Recently, cyclooxygenase-2 (COX-2) has become an important new target in the field of tumor metastasis. However, the relationship between COX-2 gene expression and the behavior of osteosarcoma metastasis is largely unknown. The study is to investigate how antisense oligonucleotides (ODNs) of COX-2 inhibit the invasion of human osteosarcoma cell line OS-732 and their mechanism of regulation.

Methods

A COX-2 antisense oligonucleotide was designed, synthesized, and transfected into OS-732 human osteosarcoma cells. RT-PCR and western blotting were performed to determine the transfection efficiency. A modified Boyden-transwell assay was used to measure the inhibition rate of tumor cell invasion. In OS-732 cells transfected with COX-2 antisense ODNs, RT-PCR was used to examine the mRNA expression of urokinase-type plasminogen activator (uPA) and that of its receptor, uPAR.

Results

Both the mRNA and protein expression levels of COX-2 were significantly reduced when cells were transfected with COX-2 antisense ODNs, which significantly reduced the invasive ability of OS-732 cells in a dose-dependent manner. The expression levels of uPA and uPAR were also significantly reduced (p < 0.01).

Conclusion

COX-2 antisense ODNs significantly inhibited the invasion of OS-732 cells, primarily by decreasing the mRNA expression of uPA and uPAR.

Introduction

Osteosarcoma is the most common form of malignant bone tumor, and it occurs most often in teenagers. It causes significant harm with poor prognosis, and it is very difficult to cure.

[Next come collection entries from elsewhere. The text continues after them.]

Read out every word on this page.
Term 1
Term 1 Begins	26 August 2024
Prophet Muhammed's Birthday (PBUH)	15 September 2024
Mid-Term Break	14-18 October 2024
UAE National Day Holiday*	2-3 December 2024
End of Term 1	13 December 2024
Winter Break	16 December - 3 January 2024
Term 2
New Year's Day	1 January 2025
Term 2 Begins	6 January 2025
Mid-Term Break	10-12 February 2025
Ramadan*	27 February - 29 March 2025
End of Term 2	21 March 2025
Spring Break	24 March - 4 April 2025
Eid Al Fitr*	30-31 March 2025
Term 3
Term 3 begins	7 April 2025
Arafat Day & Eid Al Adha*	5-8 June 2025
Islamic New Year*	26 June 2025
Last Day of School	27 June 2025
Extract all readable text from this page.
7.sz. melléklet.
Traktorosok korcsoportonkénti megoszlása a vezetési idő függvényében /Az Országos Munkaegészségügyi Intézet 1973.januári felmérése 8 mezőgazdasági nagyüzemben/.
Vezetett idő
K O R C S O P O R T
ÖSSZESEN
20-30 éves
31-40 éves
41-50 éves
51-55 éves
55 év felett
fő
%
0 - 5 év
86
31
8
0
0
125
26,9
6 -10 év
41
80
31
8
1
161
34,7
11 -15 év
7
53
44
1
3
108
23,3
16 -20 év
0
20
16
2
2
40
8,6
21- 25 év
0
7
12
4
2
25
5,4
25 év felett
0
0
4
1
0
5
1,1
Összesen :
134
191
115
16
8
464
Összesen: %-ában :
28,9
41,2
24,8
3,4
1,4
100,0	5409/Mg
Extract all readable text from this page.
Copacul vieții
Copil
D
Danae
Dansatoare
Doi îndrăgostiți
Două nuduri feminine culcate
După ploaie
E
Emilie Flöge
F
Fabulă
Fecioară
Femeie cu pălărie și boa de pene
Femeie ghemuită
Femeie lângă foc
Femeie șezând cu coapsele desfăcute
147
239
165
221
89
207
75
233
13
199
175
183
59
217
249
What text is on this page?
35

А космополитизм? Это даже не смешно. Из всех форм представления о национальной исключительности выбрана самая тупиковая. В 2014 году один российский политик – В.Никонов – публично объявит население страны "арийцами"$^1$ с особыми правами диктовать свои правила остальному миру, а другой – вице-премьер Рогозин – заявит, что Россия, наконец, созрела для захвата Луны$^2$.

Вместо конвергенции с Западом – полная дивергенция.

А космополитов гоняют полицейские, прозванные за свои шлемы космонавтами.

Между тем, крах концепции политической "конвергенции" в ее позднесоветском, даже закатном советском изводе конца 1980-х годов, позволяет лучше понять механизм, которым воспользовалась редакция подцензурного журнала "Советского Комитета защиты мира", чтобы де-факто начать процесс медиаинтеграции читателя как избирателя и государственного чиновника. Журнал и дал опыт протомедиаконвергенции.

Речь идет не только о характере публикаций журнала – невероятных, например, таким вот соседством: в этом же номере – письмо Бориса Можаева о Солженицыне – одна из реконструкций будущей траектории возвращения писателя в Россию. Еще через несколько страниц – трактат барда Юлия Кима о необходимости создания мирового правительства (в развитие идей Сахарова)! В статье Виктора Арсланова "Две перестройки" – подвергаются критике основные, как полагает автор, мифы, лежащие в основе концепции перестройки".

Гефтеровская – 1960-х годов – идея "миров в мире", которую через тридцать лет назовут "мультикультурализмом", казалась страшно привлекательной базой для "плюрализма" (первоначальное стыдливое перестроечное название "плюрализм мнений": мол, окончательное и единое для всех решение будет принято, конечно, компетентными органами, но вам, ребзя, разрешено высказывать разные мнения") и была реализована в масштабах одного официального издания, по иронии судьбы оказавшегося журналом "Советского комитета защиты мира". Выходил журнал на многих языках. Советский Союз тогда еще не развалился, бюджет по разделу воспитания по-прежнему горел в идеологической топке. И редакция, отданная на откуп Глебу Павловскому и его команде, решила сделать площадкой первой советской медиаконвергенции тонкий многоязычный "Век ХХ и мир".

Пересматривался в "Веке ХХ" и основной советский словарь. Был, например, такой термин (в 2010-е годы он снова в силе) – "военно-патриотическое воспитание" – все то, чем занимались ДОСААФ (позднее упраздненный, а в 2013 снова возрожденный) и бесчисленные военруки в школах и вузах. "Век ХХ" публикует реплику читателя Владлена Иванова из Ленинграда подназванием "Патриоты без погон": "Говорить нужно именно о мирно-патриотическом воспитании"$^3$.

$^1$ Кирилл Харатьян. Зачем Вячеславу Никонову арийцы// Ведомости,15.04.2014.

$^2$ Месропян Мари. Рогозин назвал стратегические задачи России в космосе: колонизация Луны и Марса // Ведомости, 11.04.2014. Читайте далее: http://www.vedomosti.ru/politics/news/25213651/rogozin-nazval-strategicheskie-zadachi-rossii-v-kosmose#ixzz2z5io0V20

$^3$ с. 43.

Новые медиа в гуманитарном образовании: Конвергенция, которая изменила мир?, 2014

During the past two decades, the emergence of neoadjuvant chemotherapy of osteosarcoma has greatly improved the survival rate of osteosarcoma patients, but nearly half of these patients are not sensitive to chemotherapeutic drugs and die due to lung metastasis within 2 to 3 years.

The majority of patients (80%) have small tumor foci transferred into their systemic blood before treatment; the importance of improving long-term survival in patients by controlling lung metastases through effective drug and gene regulation has been increasingly recognized [1, 2]. The invasive ability of tumor cells is one of the important factors in their capacity to metastasize to distant locations in the body [3].

Recently, cyclooxygenase-2 (COX-2) has become a important new target in the tumor metastasis field [4]. Previous studies have found that either COX-2 inhibitors or knockout of the COX-2 gene can inhibit tumor development and invasion [5]. However, the relationship between COX-2 gene expression and the behavior of osteosarcoma metastasis is largely unknown. This project is attempted to investigate the role and mechanism of COX-2 antisense oligonucleotides in regulating the invasion of OS-732 human osteosarcoma cell line.

Materials and methods

Materials

OS-732 cells were purchased from Beijing Jishuitan Orthopaedic Laboratory. RPMI-1640 medium (Gibco Company), lipofectamine2000 transfection reagent (Invitrogen), Trizol (Sangon, Shanghai), one-step RT-PCR kit (TaKaRa, Dalian), Matrigel in vitro membrane matrix gel (Peking University), and Transwell cell culture membrane (Coring Costar) were used. Specific primers for COX-2, uPA and uPAR were synthesized by Sangon Shanghai, and COX-2 antibody was purchased from Santa Cruz. Our study was approved by an ethics committee of the Shanghai tenth People’s Hospital, China.

Methods

Synthesis of COX-2 antisense ODNs

The sequence of the COX-2 antisense ODN was 5′GCGGCGACGCTACGAGCGGGCGCGGGACGACGACACG 3′. It was synthesized by Sangon Shanghai. The three phosphate bonds of both the 5′and 3′ ends were modified by sulfide. The 5′end was labeled with fluorescein isothiocyanate (FITC).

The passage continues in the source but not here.